Remembering Dr. Maya Angelou
Today my office manager walked in my office and asked me, "Are you covering Maya Angelou?" I was in disbelief. Hearing of her illness last week concerned me, but I figured since she recently posted a message on Twitter that she would be OK. Going through my morning routine, I completely missed this, and I am in complete disbelief.
I remember reading I Know Why The Cage Bird Sings and Phenomenal Woman, two of my favorite readings by her, when I was in junior high. She was a true role model for all girls and women. At age 14, she studied dance and drama in San Francisco but dropped out and became the first black female cable car conductor.

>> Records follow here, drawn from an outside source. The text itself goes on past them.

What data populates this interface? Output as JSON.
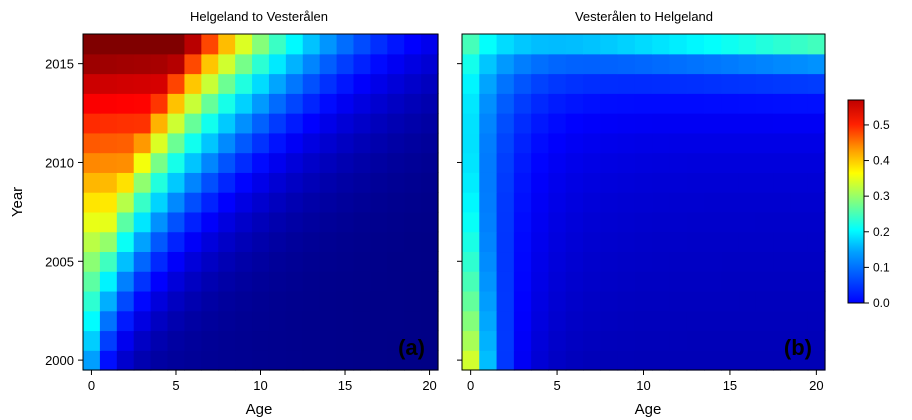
{
  "chart_data": {
    "type": "heatmap",
    "ylabel": "Year",
    "colorbar": {
      "range": [
        0,
        0.57
      ],
      "ticks": [
        0.0,
        0.1,
        0.2,
        0.3,
        0.4,
        0.5
      ],
      "tick_labels": [
        "0.0",
        "0.1",
        "0.2",
        "0.3",
        "0.4",
        "0.5"
      ],
      "colormap": "jet"
    },
    "panels": [
      {
        "title": "Helgeland to Vesterålen",
        "letter": "(a)",
        "xlabel": "Age",
        "x_range": [
          0,
          20
        ],
        "y_range": [
          2000,
          2016
        ],
        "x_ticks": [
          0,
          5,
          10,
          15,
          20
        ],
        "y_ticks": [
          2000,
          2005,
          2010,
          2015
        ],
        "ages": [
          0,
          1,
          2,
          3,
          4,
          5,
          6,
          7,
          8,
          9,
          10,
          11,
          12,
          13,
          14,
          15,
          16,
          17,
          18,
          19,
          20
        ],
        "years": [
          2000,
          2001,
          2002,
          2003,
          2004,
          2005,
          2006,
          2007,
          2008,
          2009,
          2010,
          2011,
          2012,
          2013,
          2014,
          2015,
          2016
        ],
        "pattern": "cohort_decay",
        "peak_value": 0.56,
        "note_values": "value in each year-age cell, generated from diagonal cohort decay model"
      },
      {
        "title": "Vesterålen to Helgeland",
        "letter": "(b)",
        "xlabel": "Age",
        "x_range": [
          0,
          20
        ],
        "y_range": [
          2000,
          2016
        ],
        "x_ticks": [
          0,
          5,
          10,
          15,
          20
        ],
        "y_ticks": [
          2000,
          2005,
          2010,
          2015
        ],
        "ages": [
          0,
          1,
          2,
          3,
          4,
          5,
          6,
          7,
          8,
          9,
          10,
          11,
          12,
          13,
          14,
          15,
          16,
          17,
          18,
          19,
          20
        ],
        "years": [
          2000,
          2001,
          2002,
          2003,
          2004,
          2005,
          2006,
          2007,
          2008,
          2009,
          2010,
          2011,
          2012,
          2013,
          2014,
          2015,
          2016
        ],
        "pattern": "edge_low",
        "peak_value": 0.33
      }
    ]
  }
}
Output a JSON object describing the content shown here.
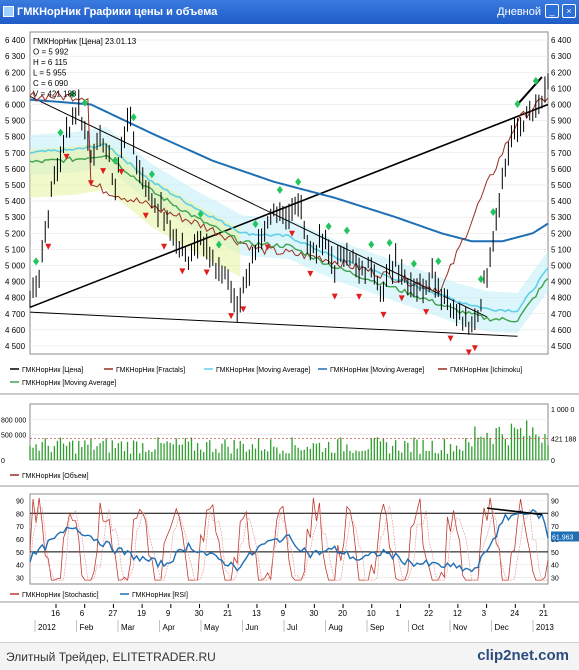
{
  "window": {
    "title": "ГМКНорНик Графики цены и объема",
    "timeframe": "Дневной"
  },
  "colors": {
    "price": "#000000",
    "fractal_up": "#22c55e",
    "fractal_down": "#e11d1d",
    "ma_short": "#5fd0e8",
    "ma_long": "#1f6fb5",
    "ichimoku": "#9b2d1f",
    "ichimoku_green": "#3fa34d",
    "volume": "#2e9e2e",
    "stoch": "#c0392b",
    "rsi": "#1f6fb5"
  },
  "chart_data": [
    {
      "type": "line",
      "name": "price-panel",
      "info": [
        "ГМКНорНик [Цена] 23.01.13",
        "O = 5 992",
        "H = 6 115",
        "L = 5 955",
        "C = 6 090",
        "V = 421 188"
      ],
      "y_ticks": [
        4500,
        4600,
        4700,
        4800,
        4900,
        5000,
        5100,
        5200,
        5300,
        5400,
        5500,
        5600,
        5700,
        5800,
        5900,
        6000,
        6100,
        6200,
        6300,
        6400
      ],
      "ylim": [
        4450,
        6450
      ],
      "legend": [
        "ГМКНорНик [Цена]",
        "ГМКНорНик [Fractals]",
        "ГМКНорНик [Moving Average]",
        "ГМКНорНик [Moving Average]",
        "ГМКНорНик [Ichimoku]",
        "ГМКНорНик [Moving Average]"
      ],
      "close_keypoints": [
        [
          0,
          4780
        ],
        [
          3,
          4960
        ],
        [
          8,
          5550
        ],
        [
          12,
          5820
        ],
        [
          16,
          5990
        ],
        [
          20,
          5700
        ],
        [
          24,
          5780
        ],
        [
          28,
          5500
        ],
        [
          32,
          5950
        ],
        [
          36,
          5580
        ],
        [
          40,
          5420
        ],
        [
          44,
          5300
        ],
        [
          48,
          5150
        ],
        [
          52,
          5050
        ],
        [
          56,
          5200
        ],
        [
          60,
          5000
        ],
        [
          64,
          4950
        ],
        [
          68,
          4750
        ],
        [
          72,
          4980
        ],
        [
          76,
          5150
        ],
        [
          80,
          5350
        ],
        [
          84,
          5300
        ],
        [
          88,
          5380
        ],
        [
          92,
          5100
        ],
        [
          96,
          5150
        ],
        [
          100,
          5000
        ],
        [
          104,
          5100
        ],
        [
          108,
          4950
        ],
        [
          112,
          5000
        ],
        [
          116,
          4850
        ],
        [
          120,
          5050
        ],
        [
          124,
          4900
        ],
        [
          128,
          4850
        ],
        [
          132,
          4950
        ],
        [
          136,
          4800
        ],
        [
          140,
          4700
        ],
        [
          144,
          4600
        ],
        [
          147,
          4700
        ],
        [
          150,
          4980
        ],
        [
          154,
          5420
        ],
        [
          158,
          5780
        ],
        [
          162,
          5900
        ],
        [
          166,
          5950
        ],
        [
          170,
          6090
        ]
      ],
      "ma_long_keypoints": [
        [
          0,
          6030
        ],
        [
          20,
          6000
        ],
        [
          40,
          5820
        ],
        [
          60,
          5650
        ],
        [
          80,
          5520
        ],
        [
          100,
          5420
        ],
        [
          120,
          5300
        ],
        [
          135,
          5200
        ],
        [
          145,
          5150
        ],
        [
          155,
          5150
        ],
        [
          165,
          5200
        ],
        [
          170,
          5260
        ]
      ],
      "ma_short_keypoints": [
        [
          0,
          5700
        ],
        [
          15,
          5720
        ],
        [
          25,
          5750
        ],
        [
          40,
          5520
        ],
        [
          55,
          5350
        ],
        [
          70,
          5200
        ],
        [
          85,
          5180
        ],
        [
          100,
          5050
        ],
        [
          115,
          4950
        ],
        [
          130,
          4850
        ],
        [
          140,
          4780
        ],
        [
          150,
          4730
        ],
        [
          160,
          4720
        ],
        [
          170,
          4980
        ]
      ],
      "ichimoku_keypoints": [
        [
          20,
          5500
        ],
        [
          35,
          5400
        ],
        [
          55,
          5260
        ],
        [
          75,
          5100
        ],
        [
          95,
          5050
        ],
        [
          115,
          4950
        ],
        [
          135,
          4850
        ],
        [
          150,
          5500
        ],
        [
          160,
          5900
        ],
        [
          170,
          6050
        ]
      ],
      "fractals_up_idx": [
        2,
        10,
        14,
        18,
        28,
        34,
        40,
        56,
        62,
        74,
        82,
        88,
        98,
        104,
        112,
        118,
        126,
        134,
        148,
        152,
        160,
        166
      ],
      "fractals_down_idx": [
        6,
        12,
        20,
        24,
        30,
        38,
        44,
        50,
        58,
        66,
        70,
        78,
        86,
        92,
        100,
        108,
        116,
        122,
        130,
        138,
        144,
        146
      ]
    },
    {
      "type": "bar",
      "name": "volume-panel",
      "legend": "ГМКНорНик [Объем]",
      "y_ticks_left": [
        "800 000",
        "500 000",
        "0"
      ],
      "y_ticks_right": [
        "1 000 0",
        "421 188",
        "0"
      ],
      "last_value": 421188,
      "ylim": [
        0,
        1100000
      ]
    },
    {
      "type": "line",
      "name": "oscillator-panel",
      "legend": [
        "ГМКНорНик [Stochastic]",
        "ГМКНорНик [RSI]"
      ],
      "y_ticks": [
        30,
        40,
        50,
        60,
        70,
        80,
        90
      ],
      "ylim": [
        25,
        95
      ],
      "levels": [
        80,
        50
      ],
      "rsi_last": "61.963",
      "rsi_keypoints": [
        [
          0,
          45
        ],
        [
          8,
          60
        ],
        [
          14,
          70
        ],
        [
          20,
          62
        ],
        [
          28,
          52
        ],
        [
          36,
          45
        ],
        [
          44,
          40
        ],
        [
          52,
          55
        ],
        [
          60,
          46
        ],
        [
          68,
          38
        ],
        [
          76,
          55
        ],
        [
          84,
          62
        ],
        [
          92,
          48
        ],
        [
          100,
          52
        ],
        [
          108,
          44
        ],
        [
          116,
          50
        ],
        [
          124,
          42
        ],
        [
          132,
          40
        ],
        [
          140,
          38
        ],
        [
          146,
          35
        ],
        [
          150,
          52
        ],
        [
          156,
          76
        ],
        [
          162,
          82
        ],
        [
          168,
          78
        ],
        [
          170,
          62
        ]
      ]
    },
    {
      "type": "axis",
      "name": "date-axis",
      "day_ticks": [
        "16",
        "6",
        "27",
        "19",
        "9",
        "30",
        "21",
        "13",
        "9",
        "30",
        "20",
        "10",
        "1",
        "22",
        "12",
        "3",
        "24",
        "21"
      ],
      "month_ticks": [
        "2012",
        "Feb",
        "Mar",
        "Apr",
        "May",
        "Jun",
        "Jul",
        "Aug",
        "Sep",
        "Oct",
        "Nov",
        "Dec",
        "2013"
      ]
    }
  ],
  "footer": {
    "text": "Элитный Трейдер, ELITETRADER.RU",
    "logo": "clip2net.com"
  }
}
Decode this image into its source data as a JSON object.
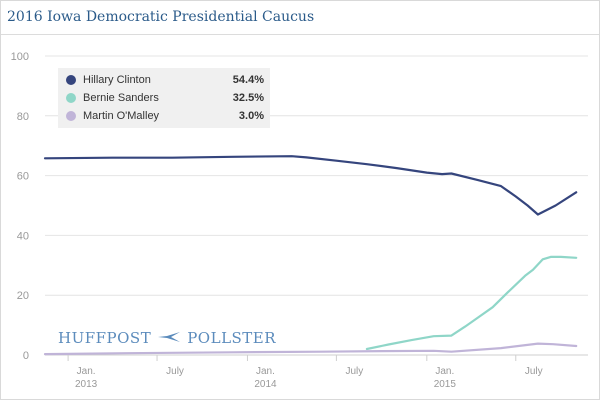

Later she returned to high school and was able to graduate by the time she was 17. Shortly after that she gave birth to her son and as a single mom, continued to chase her dreams. She toured Europe in the 1950s in the opera production Porgy and Bess. In 1957 she went into the recording studio and produced Miss Calypso.
Dr. Maya Angelou never attended college, but was so highly respected education community that she attained 30 honorary degrees and also was a professor teaching American Studies at Wake Forest University in Winston-Salem, N.C.
This phenomenal woman spoke six different languages and worked as a newspaper editor in Egypt and Ghana. While in Africa, she wrote the autobiographical book I Know Why The Caged Bird Sings in 1969.
Today, her literary agent announced that Dr. Maya Angelou had passed away in her home at the age of 86. This legendary author, poet, actress and activist leaves a voice that will never be silent.